Dans son salon éclairé par le feu, dans sa petite maison de Valley Forge, le vieux Michael Kuch est assis à bavarder avec sa fille. Mais malgré la veille de Noël, la conversation est loin d'être joyeuse. Les heures s'éternisent jusqu'à minuit, et le vieil homme s'apprête à réciter sa prière du soir pour la sécurité de son fils, qui est l'un des soldats de Washington, lorsque des pas précipités se font entendre dans la neige, un bruit de tâtonnement sur le loquet, puis la porte s'ouvre brusquement et laisse entrer un homme hagard et haletant qui la referme aussitôt, s'affale sur un siège et tremble de la tête aux pieds. La fillette s'approche de lui. « John ! » dit-elle. Mais il détourne simplement le regard. « Qu'est-ce qui ne va pas, John Blake ? » demande le fermier. Mais il doit poser la question à plusieurs reprises avant d'obtenir une réponse. Alors, d'une voix brisée, l'homme tremblant avoue qu'il a essayé de tirer sur Washington, mais que la balle a atteint et tué son seul serviteur, un dragon. Il est venu chercher refuge, car des hommes sont déjà à sa poursuite. « Tu sais que je suis neutre dans cette guerre, John Blake, répondit le fermier, bien que j'aie un garçon là-bas, dans le camp. C'était un acte lâche, et je vous hais, vous les Tories, de ne pas vous battre comme des hommes ; cependant, puisque tu me demandes une cachette, tu l'auras, même si, sache-le, c'est plus pour la fille que pour toi. Les hommes arrivent. Sors, par ici, vers la source. Alors ! »

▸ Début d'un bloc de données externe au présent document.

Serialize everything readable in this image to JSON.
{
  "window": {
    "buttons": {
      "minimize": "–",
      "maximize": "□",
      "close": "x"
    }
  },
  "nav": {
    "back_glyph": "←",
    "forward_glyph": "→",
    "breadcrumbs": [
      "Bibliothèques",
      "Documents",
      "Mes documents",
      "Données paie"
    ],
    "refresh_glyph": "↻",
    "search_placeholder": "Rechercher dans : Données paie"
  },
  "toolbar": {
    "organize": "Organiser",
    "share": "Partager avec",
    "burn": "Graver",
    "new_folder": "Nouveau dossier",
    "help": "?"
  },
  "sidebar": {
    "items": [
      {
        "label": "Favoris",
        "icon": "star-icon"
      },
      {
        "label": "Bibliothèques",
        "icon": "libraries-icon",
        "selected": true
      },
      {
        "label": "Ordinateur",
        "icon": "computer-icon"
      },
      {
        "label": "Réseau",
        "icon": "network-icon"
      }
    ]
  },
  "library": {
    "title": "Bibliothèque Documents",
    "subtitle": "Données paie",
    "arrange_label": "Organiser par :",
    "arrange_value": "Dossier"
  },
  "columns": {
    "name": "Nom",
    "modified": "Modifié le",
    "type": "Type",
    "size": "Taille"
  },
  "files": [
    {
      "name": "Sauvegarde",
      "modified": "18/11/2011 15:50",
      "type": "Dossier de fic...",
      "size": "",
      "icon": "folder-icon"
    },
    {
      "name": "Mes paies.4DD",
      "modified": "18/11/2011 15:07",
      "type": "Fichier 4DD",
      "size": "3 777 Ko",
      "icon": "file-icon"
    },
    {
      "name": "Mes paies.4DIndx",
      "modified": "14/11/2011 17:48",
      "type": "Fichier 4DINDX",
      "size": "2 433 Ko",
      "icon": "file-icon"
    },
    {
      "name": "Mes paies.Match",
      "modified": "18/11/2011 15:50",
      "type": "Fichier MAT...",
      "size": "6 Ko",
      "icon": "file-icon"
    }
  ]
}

Avant que le vieux Michael n'ait eu le temps de regagner son fauteuil, la porte s'ouvre de nouveau brusquement, cette fois-ci par des hommes en uniforme bleu et beige. Ils réclament l'assassin, dont ils ont suivi les traces dans la neige. Michael ne répond pas. Ils sont sur le point d'user de violence lorsque Washington apparaît par la porte ouverte et les arrête d'un mot. Le général porte un corps inanimé, une tache de sang sur la poitrine, et le dépose sur le foyer avec la douceur d'une mère déposant son bébé dans son berceau. Tandis que la lueur du feu éclaire le visage immobile, les yeux du fermier s'écarquillent ; puis il pousse un cri et tombe à genoux, car c'est son fils qui gît là. À côté de lui se trouve un pistolet ; le loyaliste l'a laissé tomber en entrant. S'en emparant avidement, le fermier se relève d'un bond. Il a perdu la raison. D'un bond félin, il atteint la porte et se précipite vers la source où John Blake est accroupi, les yeux cernés et brillants, se rongeant les doigts dans un accès de désespoir. Mais si la haine est rapide, l'amour l'est encore plus, et la jeune fille est là avant même qu'il ne l'arrive. Elle lui repousse le bras, et la balle qu'il a tirée se loge dans le bois. Il dégaine son couteau, et le meurtrier, désormais plongé dans le calme du désespoir, s'agenouille et offre sa poitrine à la lame. Avant qu'il ne puisse frapper, les soldats accourent et, s'emparant de Blake, le traînent jusqu'à la maison – la petite pièce – où régnait encore le calme quelques minutes auparavant.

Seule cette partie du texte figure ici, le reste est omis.